Monday, June 22, 2026

Alston Contributes to NIL Fiasco

  • The NCAA waited on the Alston ruling before voting on NIL rules to see if NIL proposals violated antitrust.
  • Now, the ruling complicates the NCAA’s proposals even further, and rules are even more delayed than before.
Photo: Joseph Cress-Iowa City Press/Design Alex Brooks

The Alston ruling itself won’t translate to cash payments. But it indirectly affects something that will: athletes profiting from their name, image, and likeness.

With NIL — as with many things — the NCAA insists on passing the strictest rules possible. But strict NIL regulations could be a violation of antitrust, so the NCAA wanted to wait on the Alston ruling.
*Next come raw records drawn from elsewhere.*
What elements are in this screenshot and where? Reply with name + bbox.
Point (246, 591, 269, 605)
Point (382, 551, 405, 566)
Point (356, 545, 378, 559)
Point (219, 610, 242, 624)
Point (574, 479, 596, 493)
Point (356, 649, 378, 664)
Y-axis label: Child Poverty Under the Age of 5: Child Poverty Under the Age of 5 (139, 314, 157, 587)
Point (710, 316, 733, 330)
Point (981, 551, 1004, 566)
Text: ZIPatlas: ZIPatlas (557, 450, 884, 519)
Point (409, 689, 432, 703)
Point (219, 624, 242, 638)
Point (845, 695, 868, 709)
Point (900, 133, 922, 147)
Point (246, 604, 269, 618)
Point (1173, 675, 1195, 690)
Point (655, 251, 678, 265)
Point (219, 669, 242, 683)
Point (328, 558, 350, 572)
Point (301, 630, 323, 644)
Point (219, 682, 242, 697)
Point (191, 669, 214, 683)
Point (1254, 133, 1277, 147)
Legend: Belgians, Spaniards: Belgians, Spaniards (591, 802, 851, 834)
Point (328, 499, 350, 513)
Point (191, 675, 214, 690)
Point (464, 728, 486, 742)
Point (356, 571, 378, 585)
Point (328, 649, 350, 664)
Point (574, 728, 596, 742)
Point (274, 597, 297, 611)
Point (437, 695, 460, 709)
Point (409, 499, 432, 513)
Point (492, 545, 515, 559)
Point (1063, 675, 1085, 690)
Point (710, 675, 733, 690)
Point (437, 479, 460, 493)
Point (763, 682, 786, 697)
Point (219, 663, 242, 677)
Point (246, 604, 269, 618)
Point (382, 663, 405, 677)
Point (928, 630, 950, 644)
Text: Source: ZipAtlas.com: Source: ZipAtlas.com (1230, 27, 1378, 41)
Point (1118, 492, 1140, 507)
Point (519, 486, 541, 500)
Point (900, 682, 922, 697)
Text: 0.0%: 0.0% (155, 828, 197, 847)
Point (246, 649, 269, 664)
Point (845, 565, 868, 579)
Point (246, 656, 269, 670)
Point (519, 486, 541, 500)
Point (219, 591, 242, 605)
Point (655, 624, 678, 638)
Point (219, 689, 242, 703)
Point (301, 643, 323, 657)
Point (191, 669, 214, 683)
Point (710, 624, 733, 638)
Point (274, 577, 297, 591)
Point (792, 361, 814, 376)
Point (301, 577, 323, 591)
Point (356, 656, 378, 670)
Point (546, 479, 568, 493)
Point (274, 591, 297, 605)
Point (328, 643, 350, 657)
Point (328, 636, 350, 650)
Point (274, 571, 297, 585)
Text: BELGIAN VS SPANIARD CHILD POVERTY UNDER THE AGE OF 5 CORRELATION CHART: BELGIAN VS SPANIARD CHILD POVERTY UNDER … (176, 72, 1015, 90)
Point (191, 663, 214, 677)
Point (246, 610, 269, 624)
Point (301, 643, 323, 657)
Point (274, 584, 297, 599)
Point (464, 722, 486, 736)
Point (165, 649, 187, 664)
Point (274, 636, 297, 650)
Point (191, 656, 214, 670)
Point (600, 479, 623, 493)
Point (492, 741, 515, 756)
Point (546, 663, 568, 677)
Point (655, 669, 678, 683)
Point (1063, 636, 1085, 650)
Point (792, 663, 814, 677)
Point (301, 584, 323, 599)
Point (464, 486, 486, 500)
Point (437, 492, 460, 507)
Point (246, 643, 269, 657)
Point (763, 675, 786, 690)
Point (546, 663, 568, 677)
Now, the high court has said the NCAA is subject to antitrust. It will be even harder for the governing body to draft and approve NIL laws by July 1, when other state laws take effect. 

The NCAA’s actions will bring a recruiting fiasco, future legal battles, and an overall loss of precious control. For athletes and the NIL industry, they created a complex web of rules and laws that no one seems to fully understand.

Confusion Mounts

The landscape of disparate state laws has confused not just athletes, but also agents and schools. 

Athletes aren’t sure when state laws go into effect — and even if they are, they don’t know whether to follow their home state laws or school state laws, University of Florida law professor and lawyer Darren Heitner told FOS. Agents don’t know if they can give “marketing guarantees/advances” to athletes. And athletic departments don’t know what types of companies they’re allowed to work with and how they should plan to review NIL contracts.

“This is just the tip of the iceberg with regard to the questions I have been receiving,” Heitner said.

Dustin Maguire, sports attorney and founder of NameImageLikeness.com, told FOS that he’s being asked what the correct “market value” for NIL deals will be, and who will come up with those numbers. 

“I look forward to getting answers to these questions myself,” he said.

Making Due

Despite the complications, NIL companies and athletes are forging ahead. There’s too much money projected to flow through this new industry for them to sit on their hands like the NCAA.

NIL marketplace Icon Source, for example, has been doing “outreach” primarily “in the states which have legislation starting on July 1,” EVP of Icon Source’s Collegiate Division Drew Butler told FOS.

Over at Florida-based marketplace Dreamfield, co-founder and CEO Luis Pardillo is testing technology, hiring, and working on a marketing plan. “There are many athletes that haven’t recognized the full potential of their brand,” he said. “But once they see their peers striking deals, they’ll soon capture their value.”